Bushman Letters

Interpreting /Xam Narratives
Author(s):
  • Publication Date: 2010
  • Dimensions and Pages: 220 x 150 mm, 256 pp
  • EAN: 9781868145065
  • Recommended Price (ZAR): 100.00
  • Recommended Price (USD): 29.95

The Bleek and Lloyd Collection consists of the notebooks in which William Bleek and Lucy Lloyd transcribed and translated the narratives, cultural information and personal histories told to them in the 1870’s by a number of /Xam informants. It represents a rare and rich record of an indigenous language and culture that no longer exists. The /Xam materials have exerted a fascination for anthropologists and poets alike. They are compromised, mysterious, and yet essential. How does one begin reading texts that are at once so compromised and so unique?

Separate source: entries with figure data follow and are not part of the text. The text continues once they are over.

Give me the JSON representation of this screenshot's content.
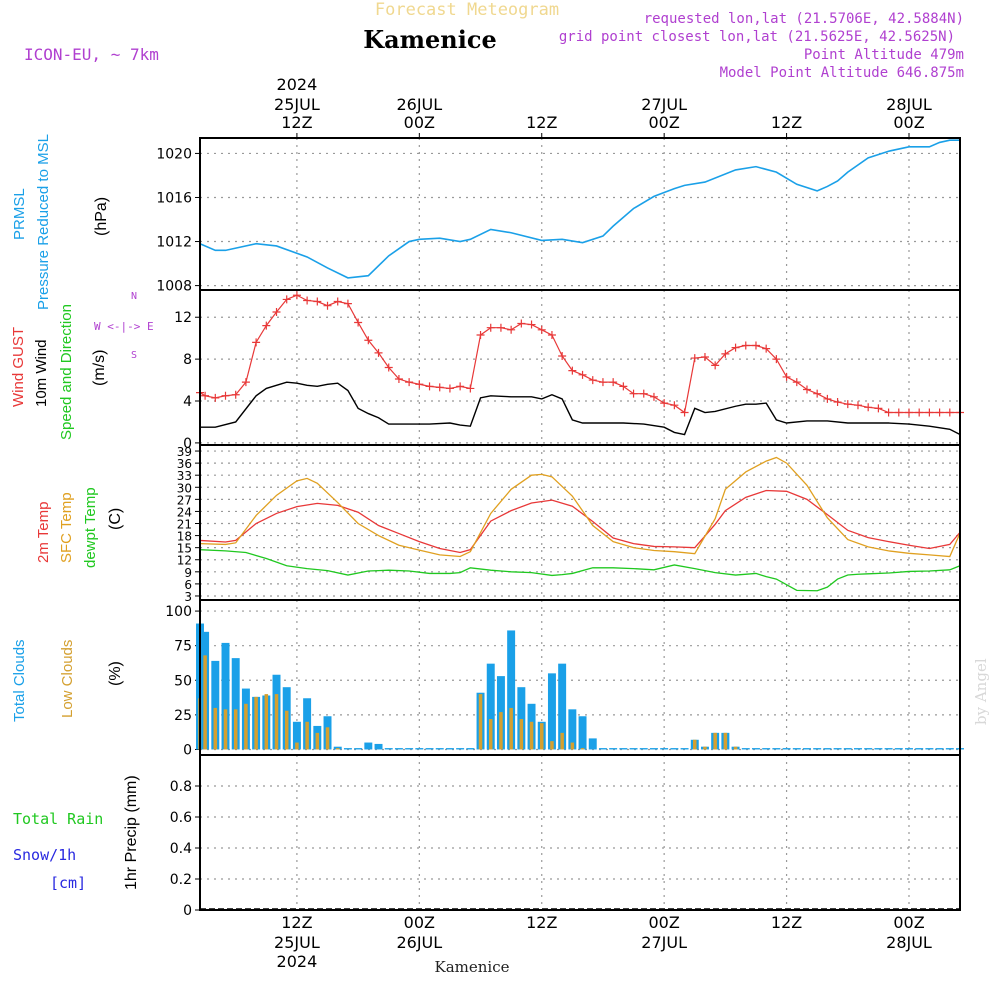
{
  "header": {
    "forecast_title": "Forecast Meteogram",
    "model": "ICON-EU, ~ 7km",
    "location": "Kamenice",
    "requested": "requested lon,lat (21.5706E, 42.5884N)",
    "gridpoint": "grid point closest lon,lat (21.5625E, 42.5625N)",
    "point_alt": "Point Altitude 479m",
    "model_alt": "Model Point Altitude 646.875m",
    "watermark": "by Angel",
    "footer_location": "Kamenice"
  },
  "colors": {
    "pressure": "#1aa0e8",
    "gust": "#e83838",
    "wind": "#000000",
    "temp2m": "#e83838",
    "sfc": "#e0a020",
    "dewpt": "#20c820",
    "total_clouds": "#1aa0e8",
    "low_clouds": "#d4a030",
    "rain": "#20c820",
    "snow": "#2828e0",
    "meta": "#b040d0"
  },
  "time_axis": {
    "top_labels": [
      {
        "l1": "2024",
        "l2": "25JUL",
        "l3": "12Z"
      },
      {
        "l1": "",
        "l2": "26JUL",
        "l3": "00Z"
      },
      {
        "l1": "",
        "l2": "",
        "l3": "12Z"
      },
      {
        "l1": "",
        "l2": "27JUL",
        "l3": "00Z"
      },
      {
        "l1": "",
        "l2": "",
        "l3": "12Z"
      },
      {
        "l1": "",
        "l2": "28JUL",
        "l3": "00Z"
      }
    ],
    "bottom_labels": [
      {
        "l1": "12Z",
        "l2": "25JUL",
        "l3": "2024"
      },
      {
        "l1": "00Z",
        "l2": "26JUL",
        "l3": ""
      },
      {
        "l1": "12Z",
        "l2": "",
        "l3": ""
      },
      {
        "l1": "00Z",
        "l2": "27JUL",
        "l3": ""
      },
      {
        "l1": "12Z",
        "l2": "",
        "l3": ""
      },
      {
        "l1": "00Z",
        "l2": "28JUL",
        "l3": ""
      }
    ],
    "tick_hours": [
      12,
      24,
      36,
      48,
      60,
      72
    ],
    "range_hours": [
      2.5,
      77
    ]
  },
  "chart_data": [
    {
      "type": "line",
      "panel": "pressure",
      "labels": {
        "a": "PRMSL",
        "b": "Pressure Reduced to MSL",
        "unit": "(hPa)"
      },
      "ylim": [
        1007.6,
        1021.4
      ],
      "yticks": [
        "1008",
        "1012",
        "1016",
        "1020"
      ],
      "ytick_values": [
        1008,
        1012,
        1016,
        1020
      ],
      "grid": true,
      "series": [
        {
          "x": [
            2.5,
            4,
            5,
            8,
            10,
            13,
            15,
            17,
            19,
            21,
            23,
            24,
            26,
            28,
            29,
            31,
            33,
            36,
            38,
            40,
            42,
            43,
            45,
            47,
            49,
            50,
            52,
            55,
            57,
            59,
            61,
            63,
            64,
            65,
            66,
            68,
            70,
            72,
            73,
            74,
            75,
            76,
            77
          ],
          "values": [
            1011.8,
            1011.2,
            1011.2,
            1011.8,
            1011.6,
            1010.6,
            1009.6,
            1008.7,
            1008.9,
            1010.7,
            1012.0,
            1012.2,
            1012.3,
            1012.0,
            1012.2,
            1013.1,
            1012.8,
            1012.1,
            1012.2,
            1011.9,
            1012.5,
            1013.4,
            1015.0,
            1016.1,
            1016.8,
            1017.1,
            1017.4,
            1018.5,
            1018.8,
            1018.3,
            1017.2,
            1016.6,
            1017.0,
            1017.5,
            1018.3,
            1019.6,
            1020.2,
            1020.6,
            1020.6,
            1020.6,
            1021.0,
            1021.2,
            1021.2
          ]
        }
      ]
    },
    {
      "type": "line",
      "panel": "wind",
      "labels": {
        "a": "Wind GUST",
        "b": "10m Wind",
        "c": "Speed and Direction",
        "unit": "(m/s)",
        "compass": "W <-|-> E",
        "compass_n": "N",
        "compass_s": "S"
      },
      "ylim": [
        -0.2,
        14.6
      ],
      "yticks": [
        "0",
        "4",
        "8",
        "12"
      ],
      "ytick_values": [
        0,
        4,
        8,
        12
      ],
      "grid": true,
      "series": [
        {
          "name": "Wind GUST",
          "x": [
            2.5,
            3,
            4,
            5,
            6,
            7,
            8,
            9,
            10,
            11,
            12,
            13,
            14,
            15,
            16,
            17,
            18,
            19,
            20,
            21,
            22,
            23,
            24,
            25,
            26,
            27,
            28,
            29,
            30,
            31,
            32,
            33,
            34,
            35,
            36,
            37,
            38,
            39,
            40,
            41,
            42,
            43,
            44,
            45,
            46,
            47,
            48,
            49,
            50,
            51,
            52,
            53,
            54,
            55,
            56,
            57,
            58,
            59,
            60,
            61,
            62,
            63,
            64,
            65,
            66,
            67,
            68,
            69,
            70,
            71,
            72,
            73,
            74,
            75,
            76,
            77
          ],
          "values": [
            4.8,
            4.5,
            4.3,
            4.5,
            4.6,
            5.8,
            9.6,
            11.2,
            12.5,
            13.7,
            14.1,
            13.6,
            13.5,
            13.1,
            13.5,
            13.3,
            11.5,
            9.8,
            8.6,
            7.2,
            6.1,
            5.8,
            5.6,
            5.4,
            5.3,
            5.2,
            5.4,
            5.2,
            10.3,
            11.0,
            11.0,
            10.8,
            11.4,
            11.3,
            10.8,
            10.3,
            8.3,
            6.9,
            6.5,
            6.0,
            5.8,
            5.8,
            5.4,
            4.7,
            4.7,
            4.4,
            3.8,
            3.6,
            2.9,
            8.1,
            8.2,
            7.4,
            8.5,
            9.1,
            9.3,
            9.3,
            9.0,
            8.0,
            6.3,
            5.8,
            5.1,
            4.7,
            4.2,
            3.9,
            3.7,
            3.6,
            3.4,
            3.3,
            2.9,
            2.9,
            2.9,
            2.9,
            2.9,
            2.9,
            2.9,
            2.9
          ]
        },
        {
          "name": "10m Wind",
          "x": [
            2.5,
            4,
            6,
            8,
            9,
            10,
            11,
            12,
            13,
            14,
            15,
            16,
            17,
            18,
            19,
            20,
            21,
            23,
            25,
            27,
            28,
            29,
            30,
            31,
            33,
            35,
            36,
            37,
            38,
            39,
            40,
            42,
            44,
            46,
            48,
            49,
            50,
            51,
            52,
            53,
            55,
            56,
            57,
            58,
            59,
            60,
            62,
            64,
            66,
            68,
            70,
            72,
            74,
            76,
            77
          ],
          "values": [
            1.5,
            1.5,
            2.0,
            4.5,
            5.2,
            5.5,
            5.8,
            5.7,
            5.5,
            5.4,
            5.6,
            5.7,
            5.0,
            3.3,
            2.8,
            2.4,
            1.8,
            1.8,
            1.8,
            1.9,
            1.7,
            1.6,
            4.3,
            4.5,
            4.4,
            4.4,
            4.2,
            4.6,
            4.2,
            2.2,
            1.9,
            1.9,
            1.9,
            1.8,
            1.5,
            1.0,
            0.8,
            3.3,
            2.9,
            3.0,
            3.5,
            3.7,
            3.7,
            3.8,
            2.2,
            1.9,
            2.1,
            2.1,
            1.9,
            1.9,
            1.9,
            1.8,
            1.6,
            1.3,
            0.8
          ]
        }
      ]
    },
    {
      "type": "line",
      "panel": "temperature",
      "labels": {
        "a": "2m Temp",
        "b": "SFC Temp",
        "c": "dewpt Temp",
        "unit": "(C)"
      },
      "ylim": [
        2,
        40.5
      ],
      "yticks": [
        "3",
        "6",
        "9",
        "12",
        "15",
        "18",
        "21",
        "24",
        "27",
        "30",
        "33",
        "36",
        "39"
      ],
      "ytick_values": [
        3,
        6,
        9,
        12,
        15,
        18,
        21,
        24,
        27,
        30,
        33,
        36,
        39
      ],
      "grid": true,
      "series": [
        {
          "name": "2m Temp",
          "x": [
            2.5,
            5,
            6,
            8,
            10,
            12,
            14,
            16,
            18,
            20,
            22,
            24,
            26,
            28,
            29,
            31,
            33,
            35,
            37,
            39,
            41,
            43,
            45,
            47,
            49,
            51,
            53,
            54,
            56,
            58,
            60,
            62,
            64,
            66,
            68,
            70,
            72,
            74,
            76,
            77
          ],
          "values": [
            16.8,
            16.4,
            16.8,
            21.0,
            23.5,
            25.2,
            26.0,
            25.5,
            23.8,
            20.5,
            18.5,
            16.5,
            14.8,
            13.8,
            14.5,
            21.6,
            24.2,
            26.1,
            26.8,
            25.3,
            21.5,
            17.4,
            16.0,
            15.3,
            15.2,
            15.0,
            20.8,
            24.2,
            27.5,
            29.2,
            29.0,
            27.0,
            23.2,
            19.3,
            17.5,
            16.5,
            15.6,
            14.8,
            15.8,
            18.8
          ]
        },
        {
          "name": "SFC Temp",
          "x": [
            2.5,
            5,
            6,
            8,
            10,
            12,
            13,
            14,
            16,
            18,
            20,
            22,
            24,
            26,
            28,
            29,
            31,
            33,
            35,
            36,
            37,
            39,
            41,
            43,
            45,
            47,
            49,
            51,
            53,
            54,
            56,
            58,
            59,
            60,
            62,
            64,
            66,
            68,
            70,
            72,
            74,
            76,
            77
          ],
          "values": [
            16.0,
            15.8,
            16.2,
            23.0,
            28.0,
            31.6,
            32.2,
            31.0,
            26.2,
            21.0,
            18.0,
            15.6,
            14.4,
            13.2,
            12.8,
            14.0,
            23.5,
            29.5,
            33.0,
            33.2,
            32.6,
            27.8,
            20.5,
            16.5,
            15.0,
            14.3,
            14.0,
            13.5,
            22.2,
            29.5,
            33.8,
            36.5,
            37.4,
            36.0,
            30.5,
            22.4,
            17.0,
            15.2,
            14.2,
            13.6,
            13.2,
            12.8,
            18.6
          ]
        },
        {
          "name": "dewpt Temp",
          "x": [
            2.5,
            5,
            7,
            9,
            11,
            13,
            15,
            17,
            19,
            21,
            23,
            25,
            27,
            28,
            29,
            31,
            33,
            35,
            37,
            38,
            39,
            41,
            43,
            45,
            47,
            49,
            51,
            53,
            55,
            57,
            58,
            59,
            61,
            63,
            64,
            65,
            66,
            67,
            68,
            70,
            72,
            74,
            76,
            77
          ],
          "values": [
            14.5,
            14.2,
            13.8,
            12.3,
            10.5,
            9.8,
            9.3,
            8.2,
            9.2,
            9.4,
            9.2,
            8.6,
            8.6,
            8.8,
            10.0,
            9.4,
            9.0,
            8.8,
            8.1,
            8.3,
            8.6,
            10.0,
            10.0,
            9.8,
            9.5,
            10.7,
            9.8,
            8.8,
            8.2,
            8.6,
            7.8,
            7.2,
            4.4,
            4.3,
            5.2,
            7.2,
            8.2,
            8.4,
            8.5,
            8.7,
            9.1,
            9.2,
            9.5,
            10.5
          ]
        }
      ]
    },
    {
      "type": "bar",
      "panel": "clouds",
      "labels": {
        "a": "Total Clouds",
        "b": "Low Clouds",
        "unit": "(%)"
      },
      "ylim": [
        -4,
        108
      ],
      "yticks": [
        "0",
        "25",
        "50",
        "75",
        "100"
      ],
      "ytick_values": [
        0,
        25,
        50,
        75,
        100
      ],
      "grid": true,
      "x": [
        2.5,
        3,
        4,
        5,
        6,
        7,
        8,
        9,
        10,
        11,
        12,
        13,
        14,
        15,
        16,
        17,
        18,
        19,
        20,
        21,
        22,
        23,
        24,
        25,
        26,
        27,
        28,
        29,
        30,
        31,
        32,
        33,
        34,
        35,
        36,
        37,
        38,
        39,
        40,
        41,
        42,
        43,
        44,
        45,
        46,
        47,
        48,
        49,
        50,
        51,
        52,
        53,
        54,
        55,
        56,
        57,
        58,
        59,
        60,
        61,
        62,
        63,
        64,
        65,
        66,
        67,
        68,
        69,
        70,
        71,
        72,
        73,
        74,
        75,
        76,
        77
      ],
      "series": [
        {
          "name": "Total Clouds",
          "values": [
            91,
            85,
            64,
            77,
            66,
            44,
            38,
            39,
            54,
            45,
            20,
            37,
            17,
            24,
            2,
            1,
            1,
            5,
            4,
            1,
            1,
            1,
            1,
            1,
            1,
            1,
            1,
            1,
            41,
            62,
            53,
            86,
            45,
            33,
            20,
            55,
            62,
            29,
            24,
            8,
            1,
            1,
            1,
            1,
            1,
            1,
            1,
            1,
            1,
            7,
            2,
            12,
            12,
            2,
            1,
            1,
            1,
            1,
            1,
            1,
            1,
            1,
            1,
            1,
            1,
            1,
            1,
            1,
            1,
            1,
            1,
            1,
            1,
            1,
            1,
            1
          ]
        },
        {
          "name": "Low Clouds",
          "values": [
            37,
            68,
            30,
            29,
            29,
            33,
            38,
            40,
            40,
            28,
            5,
            20,
            12,
            16,
            1,
            0,
            0,
            0,
            0,
            0,
            0,
            0,
            0,
            0,
            0,
            0,
            0,
            0,
            40,
            22,
            27,
            30,
            22,
            20,
            19,
            6,
            12,
            5,
            1,
            0,
            0,
            0,
            0,
            0,
            0,
            0,
            0,
            0,
            0,
            7,
            2,
            12,
            12,
            2,
            0,
            0,
            0,
            0,
            0,
            0,
            0,
            0,
            0,
            0,
            0,
            0,
            0,
            0,
            0,
            0,
            0,
            0,
            0,
            0,
            0,
            0
          ]
        }
      ]
    },
    {
      "type": "bar",
      "panel": "precip",
      "labels": {
        "rain": "Total Rain",
        "snow": "Snow/1h",
        "snow_unit": "[cm]",
        "unit": "1hr Precip (mm)"
      },
      "ylim": [
        0,
        1.0
      ],
      "yticks": [
        "0",
        "0.2",
        "0.4",
        "0.6",
        "0.8"
      ],
      "ytick_values": [
        0,
        0.2,
        0.4,
        0.6,
        0.8
      ],
      "grid": true,
      "series": [
        {
          "name": "Total Rain",
          "values": [
            0
          ]
        },
        {
          "name": "Snow/1h",
          "values": [
            0
          ]
        }
      ]
    }
  ]
}
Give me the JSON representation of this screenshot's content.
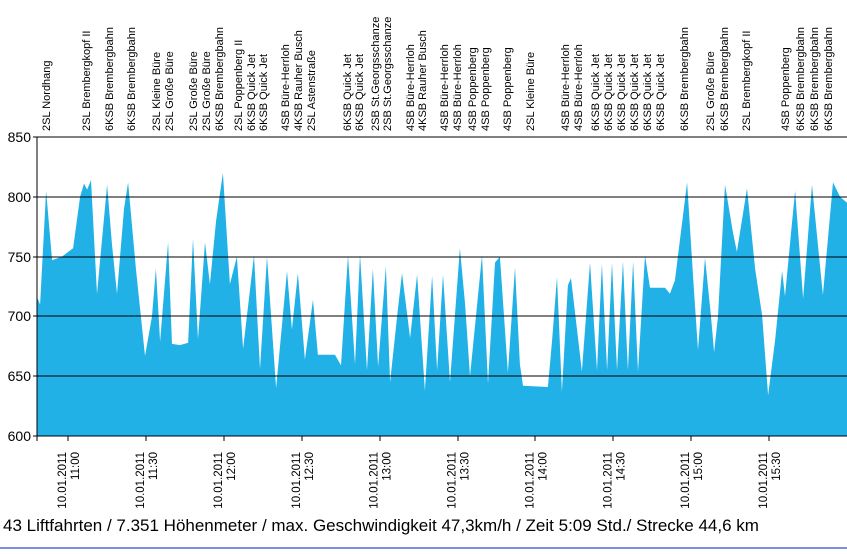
{
  "summary": {
    "text": "43 Liftfahrten / 7.351 Höhenmeter / max. Geschwindigkeit 47,3km/h / Zeit 5:09 Std./ Strecke 44,6 km"
  },
  "colors": {
    "area": "#22b1e7",
    "grid": "#000000",
    "text": "#000000",
    "bottom_line": "#8090d8"
  },
  "chart_data": {
    "type": "area",
    "title": "",
    "grid": true,
    "area_color": "#22b1e7",
    "y_axis": {
      "min": 600,
      "max": 850,
      "step": 50,
      "tick_labels": [
        "600",
        "650",
        "700",
        "750",
        "800",
        "850"
      ]
    },
    "x_axis": {
      "start_time": "10:48",
      "end_time": "16:00",
      "date_label": "10.01.2011",
      "tick_times": [
        "11:00",
        "11:30",
        "12:00",
        "12:30",
        "13:00",
        "13:30",
        "14:00",
        "14:30",
        "15:00",
        "15:30"
      ]
    },
    "lift_labels": [
      {
        "name": "2SL Nordhang",
        "t_min": 3.5
      },
      {
        "name": "2SL Brembergkopf II",
        "t_min": 18.9
      },
      {
        "name": "6KSB Brembergbahn",
        "t_min": 27.7
      },
      {
        "name": "6KSB Brembergbahn",
        "t_min": 36.2
      },
      {
        "name": "2SL Kleine Büre",
        "t_min": 45.8
      },
      {
        "name": "2SL Große Büre",
        "t_min": 50.8
      },
      {
        "name": "2SL Große Büre",
        "t_min": 60.1
      },
      {
        "name": "2SL Große Büre",
        "t_min": 65.1
      },
      {
        "name": "6KSB Brembergbahn",
        "t_min": 70.1
      },
      {
        "name": "2SL Poppenberg II",
        "t_min": 77.4
      },
      {
        "name": "6KSB Quick Jet",
        "t_min": 82.4
      },
      {
        "name": "6KSB Quick Jet",
        "t_min": 87.1
      },
      {
        "name": "4SB Büre-Herrloh",
        "t_min": 95.5
      },
      {
        "name": "4KSB Rauher Busch",
        "t_min": 100.5
      },
      {
        "name": "2SL Astenstraße",
        "t_min": 105.5
      },
      {
        "name": "6KSB Quick Jet",
        "t_min": 119.4
      },
      {
        "name": "6KSB Quick Jet",
        "t_min": 124.0
      },
      {
        "name": "2SB St.Georgsschanze",
        "t_min": 130.2
      },
      {
        "name": "2SB St.Georgsschanze",
        "t_min": 134.8
      },
      {
        "name": "4SB Büre-Herrloh",
        "t_min": 143.7
      },
      {
        "name": "4KSB Rauher Busch",
        "t_min": 148.3
      },
      {
        "name": "4SB Büre-Herrloh",
        "t_min": 156.8
      },
      {
        "name": "4SB Büre-Herrloh",
        "t_min": 161.8
      },
      {
        "name": "4SB Poppenberg",
        "t_min": 167.5
      },
      {
        "name": "4SB Poppenberg",
        "t_min": 172.6
      },
      {
        "name": "4SB Poppenberg",
        "t_min": 181.0
      },
      {
        "name": "2SL Kleine Büre",
        "t_min": 189.9
      },
      {
        "name": "4SB Büre-Herrloh",
        "t_min": 203.4
      },
      {
        "name": "4SB Büre-Herrloh",
        "t_min": 208.4
      },
      {
        "name": "6KSB Quick Jet",
        "t_min": 214.9
      },
      {
        "name": "6KSB Quick Jet",
        "t_min": 219.9
      },
      {
        "name": "6KSB Quick Jet",
        "t_min": 224.9
      },
      {
        "name": "6KSB Quick Jet",
        "t_min": 229.9
      },
      {
        "name": "6KSB Quick Jet",
        "t_min": 234.9
      },
      {
        "name": "6KSB Quick Jet",
        "t_min": 239.9
      },
      {
        "name": "6KSB Brembergbahn",
        "t_min": 249.2
      },
      {
        "name": "2SL Große Büre",
        "t_min": 259.2
      },
      {
        "name": "6KSB Brembergbahn",
        "t_min": 264.6
      },
      {
        "name": "2SL Brembergkopf II",
        "t_min": 273.1
      },
      {
        "name": "4SB Poppenberg",
        "t_min": 288.1
      },
      {
        "name": "6KSB Brembergbahn",
        "t_min": 293.9
      },
      {
        "name": "6KSB Brembergbahn",
        "t_min": 299.3
      },
      {
        "name": "6KSB Brembergbahn",
        "t_min": 304.7
      }
    ],
    "profile": [
      [
        0,
        716
      ],
      [
        1.2,
        710
      ],
      [
        3.5,
        805
      ],
      [
        5.8,
        747
      ],
      [
        9.6,
        750
      ],
      [
        13.9,
        757
      ],
      [
        16.6,
        800
      ],
      [
        18.1,
        811
      ],
      [
        19.3,
        806
      ],
      [
        20.8,
        814
      ],
      [
        23.1,
        719
      ],
      [
        27,
        810
      ],
      [
        28.9,
        760
      ],
      [
        30.8,
        719
      ],
      [
        33.5,
        790
      ],
      [
        35.1,
        812
      ],
      [
        38.1,
        740
      ],
      [
        41.6,
        667
      ],
      [
        44.3,
        700
      ],
      [
        45.8,
        740
      ],
      [
        47.4,
        679
      ],
      [
        50.5,
        762
      ],
      [
        52,
        677
      ],
      [
        55.1,
        676
      ],
      [
        58.2,
        678
      ],
      [
        60.1,
        765
      ],
      [
        62,
        681
      ],
      [
        64.7,
        762
      ],
      [
        66.6,
        727
      ],
      [
        69,
        780
      ],
      [
        71.6,
        820
      ],
      [
        74.3,
        727
      ],
      [
        77,
        750
      ],
      [
        79.4,
        673
      ],
      [
        83.6,
        751
      ],
      [
        85.9,
        656
      ],
      [
        88.6,
        750
      ],
      [
        92.1,
        640
      ],
      [
        96.3,
        738
      ],
      [
        98.2,
        689
      ],
      [
        100.5,
        736
      ],
      [
        103.2,
        664
      ],
      [
        106.3,
        714
      ],
      [
        108.2,
        668
      ],
      [
        114.8,
        668
      ],
      [
        117.1,
        659
      ],
      [
        119.8,
        751
      ],
      [
        122.5,
        660
      ],
      [
        124.4,
        752
      ],
      [
        127.1,
        655
      ],
      [
        129.4,
        740
      ],
      [
        131.4,
        658
      ],
      [
        134.4,
        742
      ],
      [
        136,
        645
      ],
      [
        138.7,
        700
      ],
      [
        140.6,
        736
      ],
      [
        143.7,
        682
      ],
      [
        146.4,
        735
      ],
      [
        149.4,
        638
      ],
      [
        152.2,
        734
      ],
      [
        154.1,
        655
      ],
      [
        156.4,
        735
      ],
      [
        159.1,
        645
      ],
      [
        162.9,
        757
      ],
      [
        164.9,
        710
      ],
      [
        166.8,
        650
      ],
      [
        171.4,
        751
      ],
      [
        173.7,
        644
      ],
      [
        176.4,
        745
      ],
      [
        178.3,
        750
      ],
      [
        181.4,
        653
      ],
      [
        184.1,
        741
      ],
      [
        186,
        660
      ],
      [
        187.2,
        642
      ],
      [
        196.8,
        641
      ],
      [
        198.4,
        680
      ],
      [
        200.3,
        733
      ],
      [
        202.2,
        637
      ],
      [
        204.5,
        726
      ],
      [
        205.7,
        732
      ],
      [
        209.9,
        654
      ],
      [
        213,
        745
      ],
      [
        215.7,
        655
      ],
      [
        217.6,
        744
      ],
      [
        219.6,
        655
      ],
      [
        221.5,
        745
      ],
      [
        223.4,
        655
      ],
      [
        225.7,
        746
      ],
      [
        227.6,
        655
      ],
      [
        229.6,
        746
      ],
      [
        231.5,
        654
      ],
      [
        234.2,
        751
      ],
      [
        236.1,
        724
      ],
      [
        241.9,
        724
      ],
      [
        243.8,
        719
      ],
      [
        245.7,
        730
      ],
      [
        250.4,
        812
      ],
      [
        253.1,
        720
      ],
      [
        254.6,
        672
      ],
      [
        257.3,
        749
      ],
      [
        259.6,
        700
      ],
      [
        260.8,
        670
      ],
      [
        262.3,
        700
      ],
      [
        265,
        810
      ],
      [
        268.1,
        770
      ],
      [
        269.6,
        754
      ],
      [
        273.5,
        807
      ],
      [
        276.6,
        740
      ],
      [
        279.3,
        701
      ],
      [
        281.6,
        634
      ],
      [
        284.3,
        680
      ],
      [
        287,
        738
      ],
      [
        288.1,
        717
      ],
      [
        290,
        760
      ],
      [
        292,
        805
      ],
      [
        295.1,
        715
      ],
      [
        298.5,
        810
      ],
      [
        300.8,
        760
      ],
      [
        302.7,
        718
      ],
      [
        306.6,
        812
      ],
      [
        309.3,
        800
      ],
      [
        312,
        795
      ]
    ]
  }
}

Bushman Letters: Interpreting /Xam Narrative is an unusual and important book for it examines not only the /Xam archive but also, and in the first instance, the critical tradition that has grown up around the archive as well as the hermeneutic principles that inform that tradition. It critiques these principles and offers not so much alternative readings as alternative modes of reading. The book accomplishes two things: it shows the problems with the ways that the materials in the Bleek and Lloyd Collection have been approached by previous critics, and it suggests what their interpretations have left out in the course of its own detailed and poetic readings of a number of narratives. The book must be described as metacritical: it is criticism about the critical tradition that has grown up around the /Xam archive and in the fields of folklore and mythology more widely.

Bushman Letters addresses a curiously neglected area in the burgeoning literature on the Bleek and Lloyd collection: the texts themselves. In doing so, the book makes a substantial contribution to the study of oral narratives in general and to the theoretical discourse that informs such studies.

Michael Wessels is a researcher for the Encyclopaedia of South African Arts, Culture and Heritage and a research fellow with the English Department of the University of KwaZulu-Natal, Pietermaritzburg.